Suite à la séparation des locataires, Madame [S] [Z] est devenue seule titulaire du bail à compter du 1er novembre 2021, par l'effet d'un avenant.
Par exploit de commissaire de justice en date du 11 octobre 2021, la SCI LA COLINE a fait délivrer à Madame [S] [Z] un commandement de payer la somme totale de 3 313,29 euros selon décompte arrêté au 5 octobre 2021 et dont la somme de 3 161,01 euros correspond aux loyers et charges non réglés.
A défaut de satisfaire au premier commandement, le 4 janvier 2024, la SCI LA COLINE a fait délivrer à Madame [S] [Z] un second commandement de payer la somme totale de 2 943,96 euros selon décompte arrêté au 15 décembre 2023 et dont la somme de 2 796,94 euros correspond aux loyers et charges non réglés.

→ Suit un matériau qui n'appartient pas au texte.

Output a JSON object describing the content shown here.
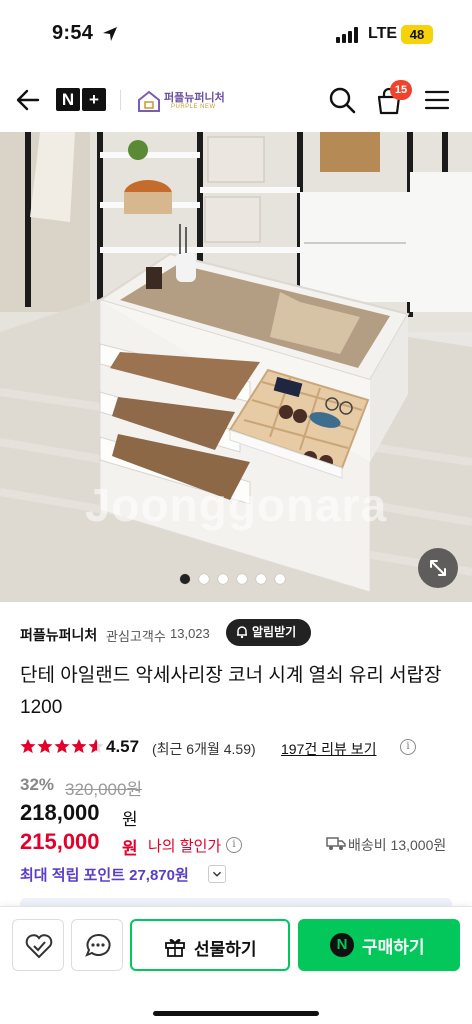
{
  "status_bar": {
    "time": "9:54",
    "network": "LTE",
    "battery": "48"
  },
  "header": {
    "nplus_left": "N",
    "nplus_right": "+",
    "brand_name": "퍼플뉴퍼니처",
    "brand_sub": "PURPLE NEW",
    "cart_count": "15"
  },
  "hero": {
    "watermark": "Joonggonara",
    "slide_count": 6,
    "active_slide": 1
  },
  "store": {
    "name": "퍼플뉴퍼니처",
    "fans_label": "관심고객수",
    "fans_count": "13,023",
    "notify_label": "알림받기"
  },
  "product": {
    "title": "단테 아일랜드 악세사리장 코너 시계 열쇠 유리 서랍장 1200",
    "rating": "4.57",
    "rating_stars": 4.57,
    "rating_recent": "(최근 6개월 4.59)",
    "review_link": "197건 리뷰 보기",
    "discount": "32%",
    "original_price": "320,000원",
    "sale_price": "218,000",
    "sale_unit": "원",
    "my_price": "215,000",
    "my_unit": "원",
    "my_price_label": "나의 할인가",
    "shipping": "배송비 13,000원",
    "points": "최대 적립 포인트 27,870원"
  },
  "bottom_bar": {
    "gift_label": "선물하기",
    "buy_icon": "N",
    "buy_label": "구매하기"
  },
  "colors": {
    "accent_green": "#03c75a",
    "price_red": "#e4002b",
    "points_purple": "#5a3dc8",
    "badge_red": "#f0432c"
  }
}
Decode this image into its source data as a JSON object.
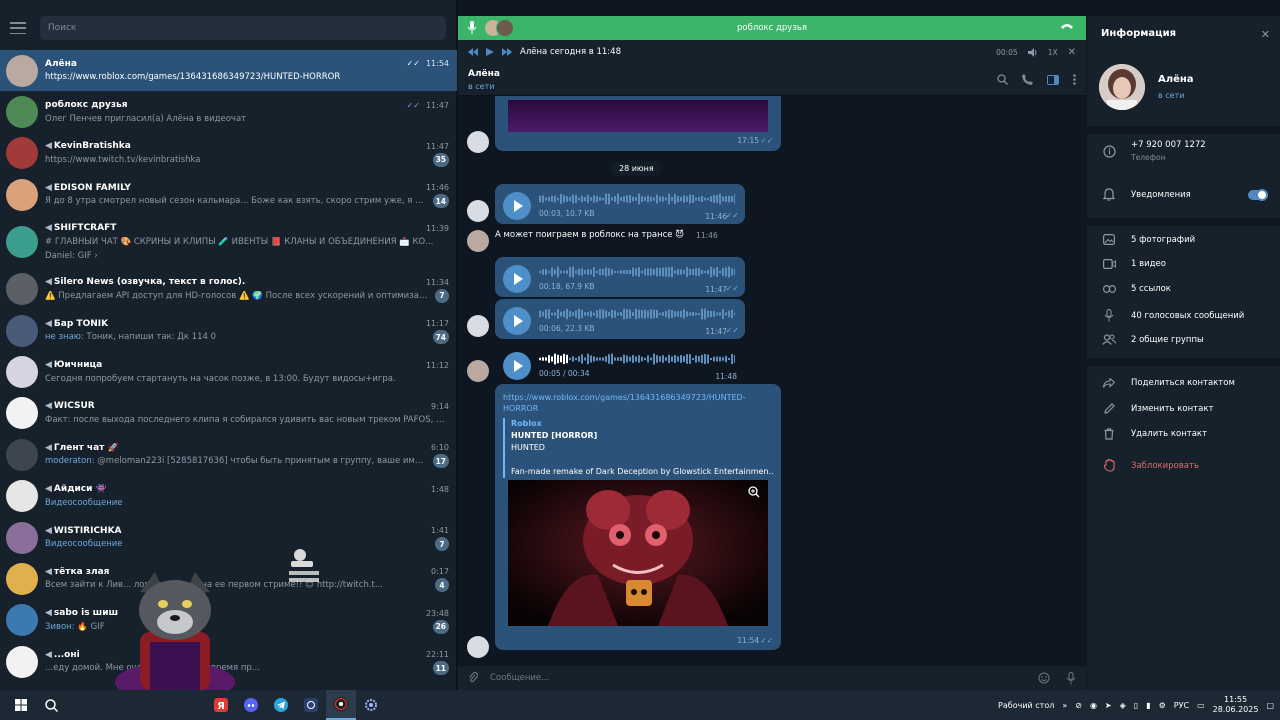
{
  "search": {
    "placeholder": "Поиск"
  },
  "chats": [
    {
      "name": "Алёна",
      "time": "11:54",
      "check": "✓✓",
      "preview": "https://www.roblox.com/games/136431686349723/HUNTED-HORROR",
      "active": true,
      "avatar_color": "#b9a9a0"
    },
    {
      "name": "роблокс друзья",
      "time": "11:47",
      "check": "✓✓",
      "preview": "Олег Пенчев пригласил(а) Алёна в видеочат",
      "avatar_color": "#4d8a55"
    },
    {
      "name": "KevinBratishka",
      "time": "11:47",
      "preview": "https://www.twitch.tv/kevinbratishka",
      "badge": "35",
      "avatar_color": "#a23a3a"
    },
    {
      "name": "EDISON FAMILY",
      "time": "11:46",
      "preview": "Я до 8 утра смотрел новый сезон кальмара... Боже как взять, скоро стрим уже, я только о...",
      "badge": "14",
      "avatar_color": "#d9a27a"
    },
    {
      "name": "SHIFTCRAFT",
      "time": "11:39",
      "preview": "# ГЛАВНЫЙ ЧАТ  🎨 СКРИНЫ И КЛИПЫ  🧪 ИВЕНТЫ  📕 КЛАНЫ И ОБЪЕДИНЕНИЯ  📩 КО...",
      "preview2": "Daniel: GIF ›",
      "tall": true,
      "avatar_color": "#3c9e8c"
    },
    {
      "name": "Silero News (озвучка, текст в голос).",
      "time": "11:34",
      "preview": "⚠️ Предлагаем API доступ для HD-голосов ⚠️ 🌍 После всех ускорений и оптимизаций...",
      "badge": "7",
      "avatar_color": "#5b5f66"
    },
    {
      "name": "Бар TONIK",
      "time": "11:17",
      "sender": "не знаю:",
      "preview": "Тоник, напиши так: Дк 114 0",
      "badge": "74",
      "avatar_color": "#4c5a7a"
    },
    {
      "name": "Юичница",
      "time": "11:12",
      "preview": "Сегодня попробуем стартануть на часок позже, в 13:00. Будут видосы+игра.",
      "avatar_color": "#d7d3e0"
    },
    {
      "name": "WICSUR",
      "time": "9:14",
      "preview": "Факт: после выхода последнего клипа я собирался удивить вас новым треком PAFOS, им...",
      "avatar_color": "#f2f2f2"
    },
    {
      "name": "Глент чат 🚀",
      "time": "6:10",
      "sender": "moderaton:",
      "preview": "@meloman223i [5285817636] чтобы быть принятым в группу, ваше имя и фамил...",
      "badge": "17",
      "avatar_color": "#3d4550"
    },
    {
      "name": "Айдиси 👾",
      "time": "1:48",
      "preview": "Видеосообщение",
      "previewBlue": true,
      "avatar_color": "#e6e6e6"
    },
    {
      "name": "WISTIRICHKA",
      "time": "1:41",
      "preview": "Видеосообщение",
      "previewBlue": true,
      "badge": "7",
      "avatar_color": "#8a6f9a"
    },
    {
      "name": "тётка злая",
      "time": "0:17",
      "preview": "Всем зайти к Лив... ловом добрым на ее первом стриме!! 😊 http://twitch.t...",
      "badge": "4",
      "avatar_color": "#e0b04c"
    },
    {
      "name": "sabo is шиш",
      "time": "23:48",
      "sender": "Зивон:",
      "preview": "🔥 GIF",
      "badge": "26",
      "avatar_color": "#3a7ab0"
    },
    {
      "name": "...онi",
      "time": "22:11",
      "preview": "...еду домой. Мне очень грустно что время пр...",
      "badge": "11",
      "avatar_color": "#f2f2f2"
    }
  ],
  "call": {
    "title": "роблокс друзья"
  },
  "player": {
    "title": "Алёна сегодня в 11:48",
    "time": "00:05",
    "speed": "1X"
  },
  "header": {
    "name": "Алёна",
    "status": "в сети"
  },
  "messages": {
    "top_time": "17:15",
    "date": "28 июня",
    "voice1": {
      "meta": "00:03, 10.7 KB",
      "time": "11:46"
    },
    "incoming": {
      "text": "А может поиграем в роблокс на трансе 😈",
      "time": "11:46"
    },
    "voice2": {
      "meta": "00:18, 67.9 KB",
      "time": "11:47"
    },
    "voice3": {
      "meta": "00:06, 22.3 KB",
      "time": "11:47"
    },
    "voice4": {
      "meta": "00:05 / 00:34",
      "time": "11:48"
    },
    "link": {
      "url": "https://www.roblox.com/games/136431686349723/HUNTED-HORROR",
      "site": "Roblox",
      "title": "HUNTED [HORROR]",
      "desc": "HUNTED",
      "desc2": "Fan-made remake of Dark Deception by Glowstick Entertainmen...",
      "time": "11:54"
    }
  },
  "composer": {
    "placeholder": "Сообщение..."
  },
  "info": {
    "title": "Информация",
    "name": "Алёна",
    "status": "в сети",
    "phone": "+7 920 007 1272",
    "phone_label": "Телефон",
    "notifications": "Уведомления",
    "photos": "5 фотографий",
    "videos": "1 видео",
    "links": "5 ссылок",
    "voices": "40 голосовых сообщений",
    "groups": "2 общие группы",
    "share": "Поделиться контактом",
    "edit": "Изменить контакт",
    "delete": "Удалить контакт",
    "block": "Заблокировать"
  },
  "taskbar": {
    "desktop": "Рабочий стол",
    "lang": "РУС",
    "time": "11:55",
    "date": "28.06.2025"
  },
  "colors": {
    "accent": "#5288c1",
    "bubble": "#2b5278",
    "call_green": "#3ab56a",
    "danger": "#e06c6c"
  }
}
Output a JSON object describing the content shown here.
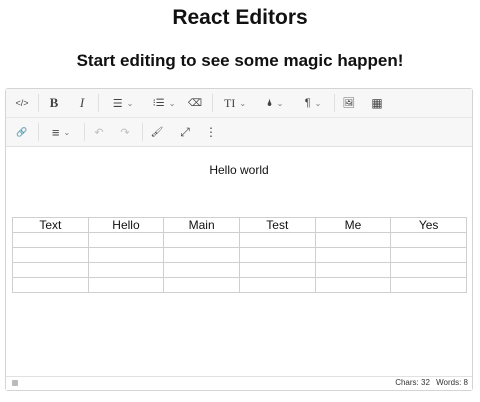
{
  "page": {
    "title": "React Editors",
    "subtitle": "Start editing to see some magic happen!"
  },
  "toolbar": {
    "row1": [
      {
        "name": "code-view-icon",
        "glyph": "</>"
      },
      {
        "name": "bold-icon",
        "glyph": "B"
      },
      {
        "name": "italic-icon",
        "glyph": "I"
      },
      {
        "name": "bullet-list-icon",
        "glyph": "☰"
      },
      {
        "name": "numbered-list-icon",
        "glyph": "⁝☰"
      },
      {
        "name": "eraser-icon",
        "glyph": "⌫"
      },
      {
        "name": "font-size-icon",
        "glyph": "TI"
      },
      {
        "name": "color-drop-icon",
        "glyph": "🌢"
      },
      {
        "name": "paragraph-icon",
        "glyph": "¶"
      },
      {
        "name": "image-icon",
        "glyph": "🖼"
      },
      {
        "name": "table-icon",
        "glyph": "▦"
      }
    ],
    "row2": [
      {
        "name": "link-icon",
        "glyph": "🔗"
      },
      {
        "name": "align-icon",
        "glyph": "≡"
      },
      {
        "name": "undo-icon",
        "glyph": "↶"
      },
      {
        "name": "redo-icon",
        "glyph": "↷"
      },
      {
        "name": "format-painter-icon",
        "glyph": "🖌"
      },
      {
        "name": "fullscreen-icon",
        "glyph": "⤢"
      },
      {
        "name": "more-icon",
        "glyph": "⋮"
      }
    ]
  },
  "content": {
    "hello": "Hello world",
    "table": {
      "header": [
        "Text",
        "Hello",
        "Main",
        "Test",
        "Me",
        "Yes"
      ],
      "empty_rows": 4
    }
  },
  "status": {
    "chars": "Chars: 32",
    "words": "Words: 8"
  }
}
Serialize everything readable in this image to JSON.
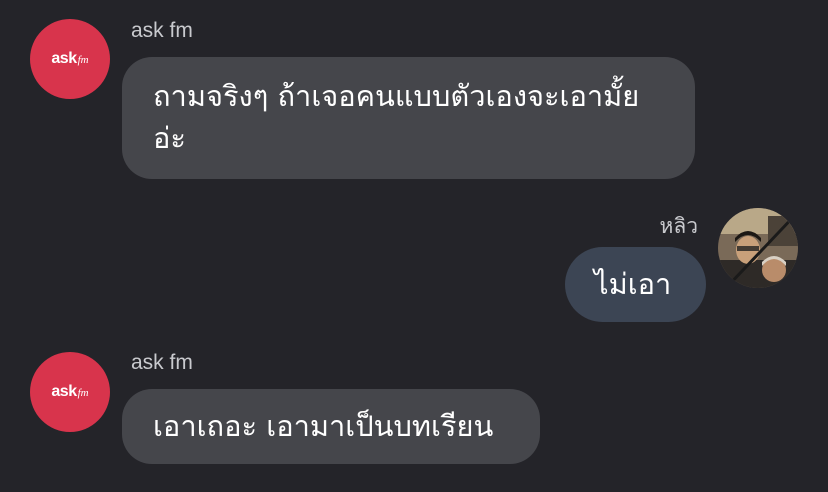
{
  "messages": [
    {
      "sender": "ask fm",
      "avatar_text_main": "ask",
      "avatar_text_sub": "fm",
      "text": "ถามจริงๆ ถ้าเจอคนแบบตัวเองจะเอามั้ยอ่ะ"
    },
    {
      "sender": "หลิว",
      "text": "ไม่เอา"
    },
    {
      "sender": "ask fm",
      "avatar_text_main": "ask",
      "avatar_text_sub": "fm",
      "text": "เอาเถอะ เอามาเป็นบทเรียน"
    }
  ],
  "colors": {
    "background": "#242429",
    "incoming_bubble": "#45464b",
    "outgoing_bubble": "#3c4554",
    "askfm_brand": "#d8344c"
  }
}
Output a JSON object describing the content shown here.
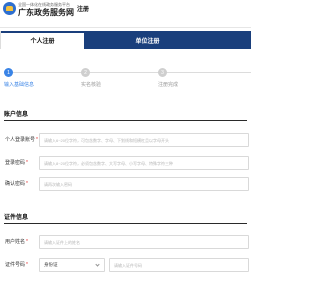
{
  "header": {
    "brand_subtitle": "全国一体化在线政务服务平台",
    "brand_name": "广东政务服务网",
    "page_title": "注册"
  },
  "tabs": [
    {
      "label": "个人注册",
      "active": true
    },
    {
      "label": "单位注册",
      "active": false
    }
  ],
  "steps": [
    {
      "number": "1",
      "label": "输入基础信息",
      "active": true
    },
    {
      "number": "2",
      "label": "实名核验",
      "active": false
    },
    {
      "number": "3",
      "label": "注册完成",
      "active": false
    }
  ],
  "account_section": {
    "title": "账户信息",
    "fields": [
      {
        "label": "个人登录账号",
        "required": true,
        "placeholder": "请输入6~20位字符，可包含数字、字母、下划线和短横杠且以字母开头"
      },
      {
        "label": "登录密码",
        "required": true,
        "placeholder": "请输入8~20位字符，必须包含数字、大写字母、小写字母、特殊字符三种"
      },
      {
        "label": "确认密码",
        "required": true,
        "placeholder": "请再次输入密码"
      }
    ]
  },
  "certificate_section": {
    "title": "证件信息",
    "fields": [
      {
        "label": "用户姓名",
        "required": true,
        "placeholder": "请输入证件上的姓名"
      },
      {
        "label": "证件号码",
        "required": true,
        "select_value": "身份证",
        "placeholder": "请输入证件号码"
      }
    ]
  },
  "colors": {
    "brand_navy": "#1a3f7c",
    "step_active": "#3a84e6",
    "required_mark": "#e02e2e"
  }
}
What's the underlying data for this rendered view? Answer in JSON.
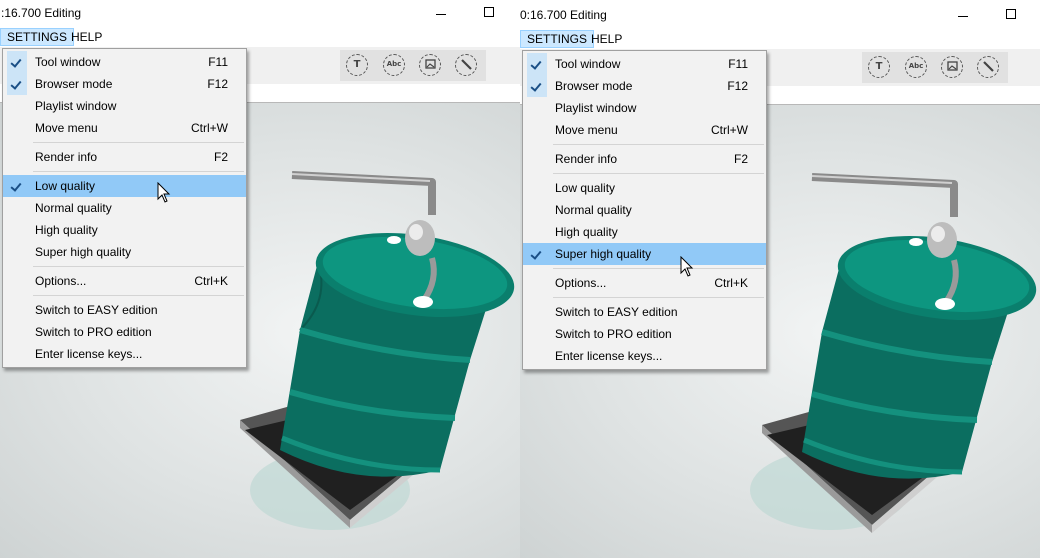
{
  "left": {
    "title": ":16.700 Editing",
    "menus": [
      "SETTINGS",
      "HELP"
    ],
    "toolbar_icons": [
      "T",
      "Abc",
      "image-icon",
      "pen-icon"
    ],
    "dropdown": {
      "items": [
        {
          "label": "Tool window",
          "shortcut": "F11",
          "checked": true
        },
        {
          "label": "Browser mode",
          "shortcut": "F12",
          "checked": true
        },
        {
          "label": "Playlist window",
          "shortcut": "",
          "checked": false
        },
        {
          "label": "Move menu",
          "shortcut": "Ctrl+W",
          "checked": false
        },
        {
          "separator": true
        },
        {
          "label": "Render info",
          "shortcut": "F2",
          "checked": false
        },
        {
          "separator": true
        },
        {
          "label": "Low quality",
          "shortcut": "",
          "checked": true,
          "highlighted": true
        },
        {
          "label": "Normal quality",
          "shortcut": "",
          "checked": false
        },
        {
          "label": "High quality",
          "shortcut": "",
          "checked": false
        },
        {
          "label": "Super high quality",
          "shortcut": "",
          "checked": false
        },
        {
          "separator": true
        },
        {
          "label": "Options...",
          "shortcut": "Ctrl+K",
          "checked": false
        },
        {
          "separator": true
        },
        {
          "label": "Switch to EASY edition",
          "shortcut": "",
          "checked": false
        },
        {
          "label": "Switch to PRO edition",
          "shortcut": "",
          "checked": false
        },
        {
          "label": "Enter license keys...",
          "shortcut": "",
          "checked": false
        }
      ]
    }
  },
  "right": {
    "title": "0:16.700 Editing",
    "menus": [
      "SETTINGS",
      "HELP"
    ],
    "toolbar_icons": [
      "T",
      "Abc",
      "image-icon",
      "pen-icon"
    ],
    "dropdown": {
      "items": [
        {
          "label": "Tool window",
          "shortcut": "F11",
          "checked": true
        },
        {
          "label": "Browser mode",
          "shortcut": "F12",
          "checked": true
        },
        {
          "label": "Playlist window",
          "shortcut": "",
          "checked": false
        },
        {
          "label": "Move menu",
          "shortcut": "Ctrl+W",
          "checked": false
        },
        {
          "separator": true
        },
        {
          "label": "Render info",
          "shortcut": "F2",
          "checked": false
        },
        {
          "separator": true
        },
        {
          "label": "Low quality",
          "shortcut": "",
          "checked": false
        },
        {
          "label": "Normal quality",
          "shortcut": "",
          "checked": false
        },
        {
          "label": "High quality",
          "shortcut": "",
          "checked": false
        },
        {
          "label": "Super high quality",
          "shortcut": "",
          "checked": true,
          "highlighted": true
        },
        {
          "separator": true
        },
        {
          "label": "Options...",
          "shortcut": "Ctrl+K",
          "checked": false
        },
        {
          "separator": true
        },
        {
          "label": "Switch to EASY edition",
          "shortcut": "",
          "checked": false
        },
        {
          "label": "Switch to PRO edition",
          "shortcut": "",
          "checked": false
        },
        {
          "label": "Enter license keys...",
          "shortcut": "",
          "checked": false
        }
      ]
    }
  },
  "colors": {
    "menu_highlight": "#91c9f7",
    "menu_active": "#cce8ff",
    "barrel": "#0e7d6c",
    "barrel_top": "#12a08a"
  }
}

En l'absence de paiement des sommes réclamées, la SCI LA COLINE a fait assigner devant le juge chargé des contentieux de la protection du Tribunal judiciaire d’AVIGNON, Madame [S] [Z] par acte de commissaire de justice délivré le 05 juin 2024 aux fins de :
• constatation de l'acquisition de la clause résolutoire,
• autorisation de la séquestration des biens se trouvant éventuellement sur place, conformément aux dispositions des articles R 433-1 et R 433-2 du code de procédures civiles d'exécution,
• d'expulsion du locataire ainsi que de tous occupants de son chef avec, si besoin est, le concours de la force publique et d'un serrurier,
• lui régler à titre provisionnel la somme de 3 310,50 euros au titre de la dette locative selon décompte arrêté au 5 août 2024, somme à parfaire à date de la décision à intervenir,
• lui régler une indemnité d'occupation mensuelle fixée à une somme mensuelle de 814,50 euros à compter de l'acquisition de la clause résolutoire et ce jusqu’au départ effectif des lieux,
• lui régler à titre provisionnel, la somme de 389,30 euros au titre des taxes d'enlèvement des ordures ménagères 2023 et 2024 au prorata temporis,
• lui régler la somme de 1 500 euros au titre des frais irrépétibles outre les entiers dépens comprenant le coût des commandements de payer du 11 octobre 2021 et du 4 janvier 2024.
*
A l'audience du 3 septembre 2024, la SCI LA COLINE, représentée, a sollicité le bénéfice de ses écritures soutenues oralement et a fait état d'un accord entre les parties sur des délais de paiement tout en précisant qu'au 05 août 2024, la dette locative s’élevait désormais à 1 496,94 euros mais aussi de son opposition à la demande de délai concernant la mesure d'expulsion sollicitée.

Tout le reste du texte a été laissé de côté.